Manokwari, harianpapuanews.id – Di tengah perkembangan ekonomi global yang tidak kondusif tersebut, kinerja perekonomian Indonesia pada tahun 2018 cukup baik dengan stabilitas yang tetap terjaga dan momentum pertumbuhan yang berlanjut. Pertumbuhan ekonomi nasional diperkirakan mencapai sekitar 5,1 persen ditopang oleh kuatnya permintaan domestik yang tumbuh sekitar 5,5 persen.
“Ekspor secara riil tumbuh sekitar 6,9 persen. Akan tetapi tingginya impor yaitu sekitar 12,3 persen menyebabkan permintaan eksternal berkontribusi negatif terhadap pertumbuhan ekonomi pada tahun 2018,” ungkap Kepala Perwakilan Bank Indonesia, Provinsi Papua Barat, Donny H.Heatubun, Kamis (13/12/2018).
Secara spasial, kata Donny, kinerja pertumbuhan ekonomi yang membaik tercatat di sejumlah wilayah NKRI. Pertumbuhan ekonomi wilayah Jawa tahun 2018 diperkirakan mencapai 5,7 persen didukung oleh kuatnya investasi dan konsumsi, serta membaiknya kinerja sektor manufaktur.
Ekonomi wilayah Sumatera diperkirakan tumbuh 4,6 persen dengan dukungan ekspor khususnya kelapa sawit. Pertumbuhan ekonomi di wilayah Sulawesi serta Maluku dan Papua diperkirakan tumbuh tinggi, yaitu masing-masing 6,8 persen dan 9,7 persen, didukung oleh sektor pertambangan.
“Sementara itu, pertumbuhan ekonomi wilayah Bali dan Nusa Tenggara tumbuh 2,6 persn dan wilayah Kalimantan tumbuh 3,6 persen pada tahun 2018. Di samping faktor ekspor dan harga komoditas, perbedaan pertumbuhan ekonomi di berbagai wilayah dipengaruhi pula oleh intensitas investasi, khususnya infrastruktur,” jelas Donny.
Inflasi sepanjang tahun 2018 tetap rendah dan karenanya mendukung peningkatan daya beli masyarakat. Dengan perkembangan hingga bulan Oktober, inflasi pada akhir tahun 2018 diperkirakan sekitar 3,2 persen, di bawah titik tengah kisaran sasaran 3,5+1 persen.
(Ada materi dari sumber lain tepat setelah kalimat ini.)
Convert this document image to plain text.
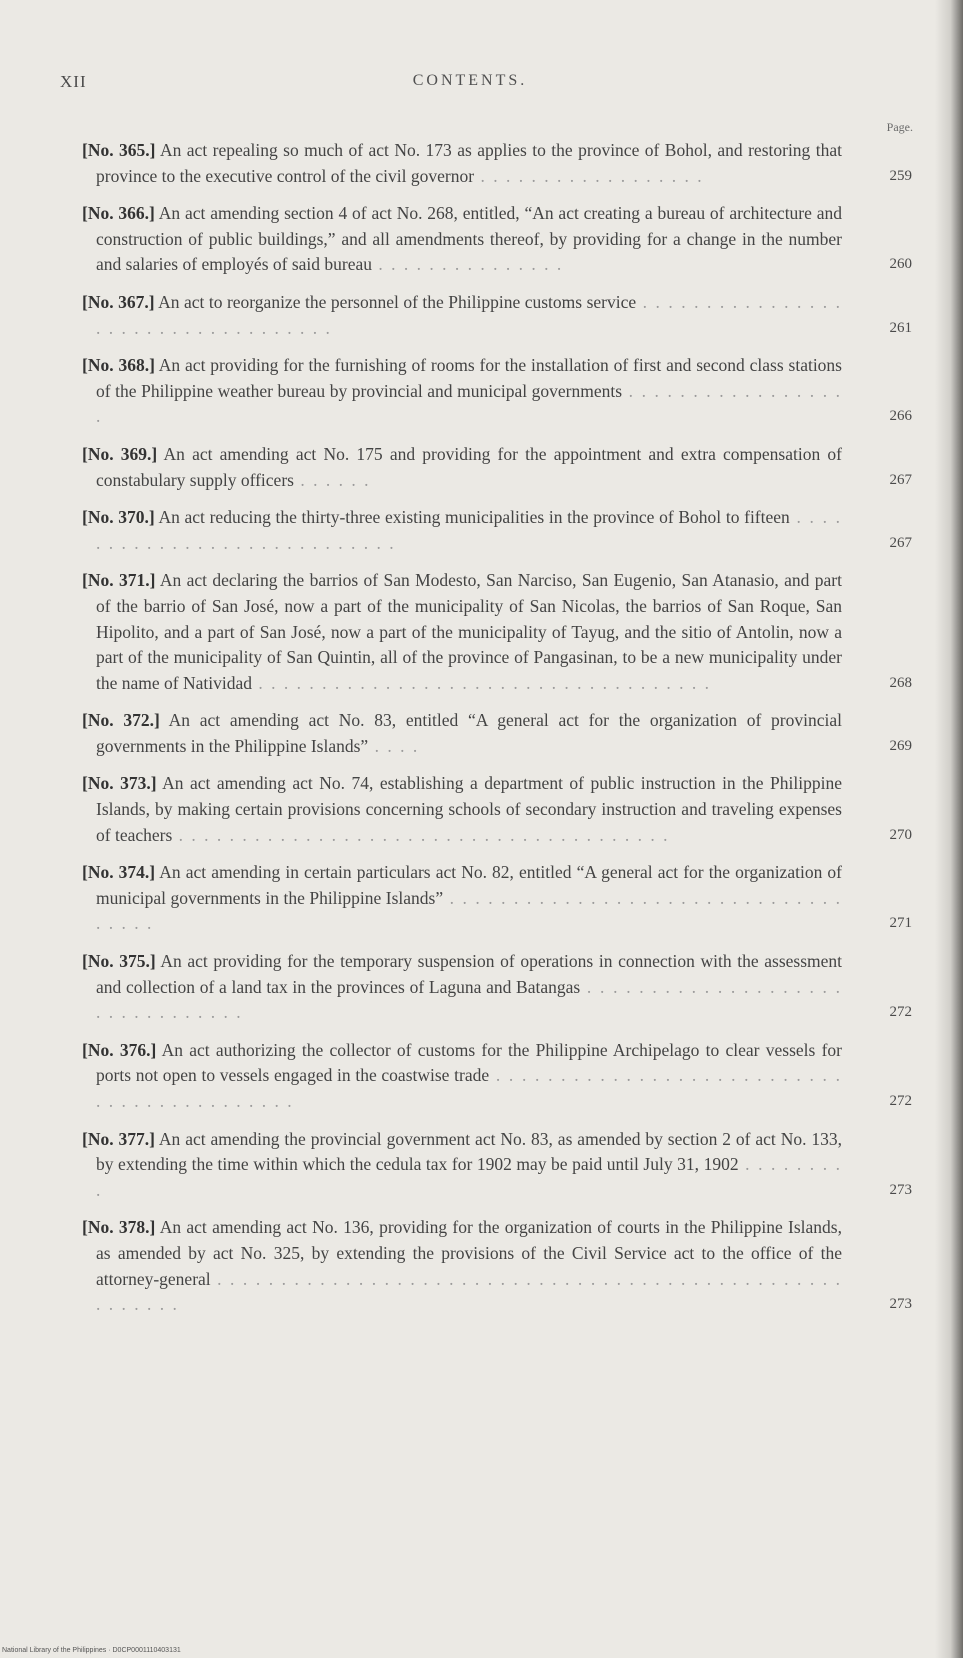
XII	CONTENTS.
Page.
[No. 365.] An act repealing so much of act No. 173 as applies to the province of Bohol, and restoring that province to the executive control of the civil governor . . . . . . . . . . . . . . . . . .	259
[No. 366.] An act amending section 4 of act No. 268, entitled, “An act creating a bureau of architecture and construction of public buildings,” and all amendments thereof, by providing for a change in the number and salaries of employés of said bureau . . . . . . . . . . . . . . .	260
[No. 367.] An act to reorganize the personnel of the Philippine customs service . . . . . . . . . . . . . . . . . . . . . . . . . . . . . . . . . . .	261
[No. 368.] An act providing for the furnishing of rooms for the installation of first and second class stations of the Philippine weather bureau by provincial and municipal governments . . . . . . . . . . . . . . . . . .	266
[No. 369.] An act amending act No. 175 and providing for the appointment and extra compensation of constabulary supply officers . . . . . .	267
[No. 370.] An act reducing the thirty-three existing municipalities in the province of Bohol to fifteen . . . . . . . . . . . . . . . . . . . . . . . . . . . .	267
[No. 371.] An act declaring the barrios of San Modesto, San Narciso, San Eugenio, San Atanasio, and part of the barrio of San José, now a part of the municipality of San Nicolas, the barrios of San Roque, San Hipolito, and a part of San José, now a part of the municipality of Tayug, and the sitio of Antolin, now a part of the municipality of San Quintin, all of the province of Pangasinan, to be a new municipality under the name of Natividad . . . . . . . . . . . . . . . . . . . . . . . . . . . . . . . . . . . .	268
[No. 372.] An act amending act No. 83, entitled “A general act for the organization of provincial governments in the Philippine Islands” . . . .	269
[No. 373.] An act amending act No. 74, establishing a department of public instruction in the Philippine Islands, by making certain provisions concerning schools of secondary instruction and traveling expenses of teachers . . . . . . . . . . . . . . . . . . . . . . . . . . . . . . . . . . . . . . .	270
[No. 374.] An act amending in certain particulars act No. 82, entitled “A general act for the organization of municipal governments in the Philippine Islands” . . . . . . . . . . . . . . . . . . . . . . . . . . . . . . . . . . . .	271
[No. 375.] An act providing for the temporary suspension of operations in connection with the assessment and collection of a land tax in the provinces of Laguna and Batangas . . . . . . . . . . . . . . . . . . . . . . . . . . . . . . . .	272
[No. 376.] An act authorizing the collector of customs for the Philippine Archipelago to clear vessels for ports not open to vessels engaged in the coastwise trade . . . . . . . . . . . . . . . . . . . . . . . . . . . . . . . . . . . . . . . . . . .	272
[No. 377.] An act amending the provincial government act No. 83, as amended by section 2 of act No. 133, by extending the time within which the cedula tax for 1902 may be paid until July 31, 1902 . . . . . . . . .	273
[No. 378.] An act amending act No. 136, providing for the organization of courts in the Philippine Islands, as amended by act No. 325, by extending the provisions of the Civil Service act to the office of the attorney-general . . . . . . . . . . . . . . . . . . . . . . . . . . . . . . . . . . . . . . . . . . . . . . . . . . . . . . . .	273
National Library of the Philippines · D0CP0001110403131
Semua kelompok inflasi, baik inflasi inti (core inflation), harga pangan (volatile foods) dan komoditas yang harganya diatur Pemerintah (administered prices), terkendali.
“Rendahnya inflasi didukung oleh terjaganya ekspektasi inflasi, minimalnya tekanan permintaan, dan terbatasnya dampak depresiasi Rupiah. Terkendalinya inflasi, khususnya kelompok volatile foods dan administered prices, juga sebagai hasil nyata koordinasi yang erat antara Bank Indonesia dan Pemerintah melalui TPI (Tim Pengendalian Inflasi) baik di Pusat maupun di daerah,” kata Donny.
Menurut Donny, perbaikan kinerja perekonomian nasional disertai oleh upaya penurunan defisit transaksi berjalan ke tingkat yang aman. Sejumlah kebijakan telah ditempuh, baik dari sisi fiskal, sektor riil, maupun moneter, meskipun masih memerlukan waktu untuk membuahkan hasil yang nyata.
Defisit neraca transaksi berjalan pada triwulan III 2018 masih relatif tinggi sejalan dengan menguatnya permintaan domestik, tercatat sebesar 8,8 miliar dolar AS atau 3,37 persen PDB, lebih tinggi dibandingkan dengan defisit triwulan sebelumnya sebesar 8,0 miliar dolar AS atau 3,02 persen PDB.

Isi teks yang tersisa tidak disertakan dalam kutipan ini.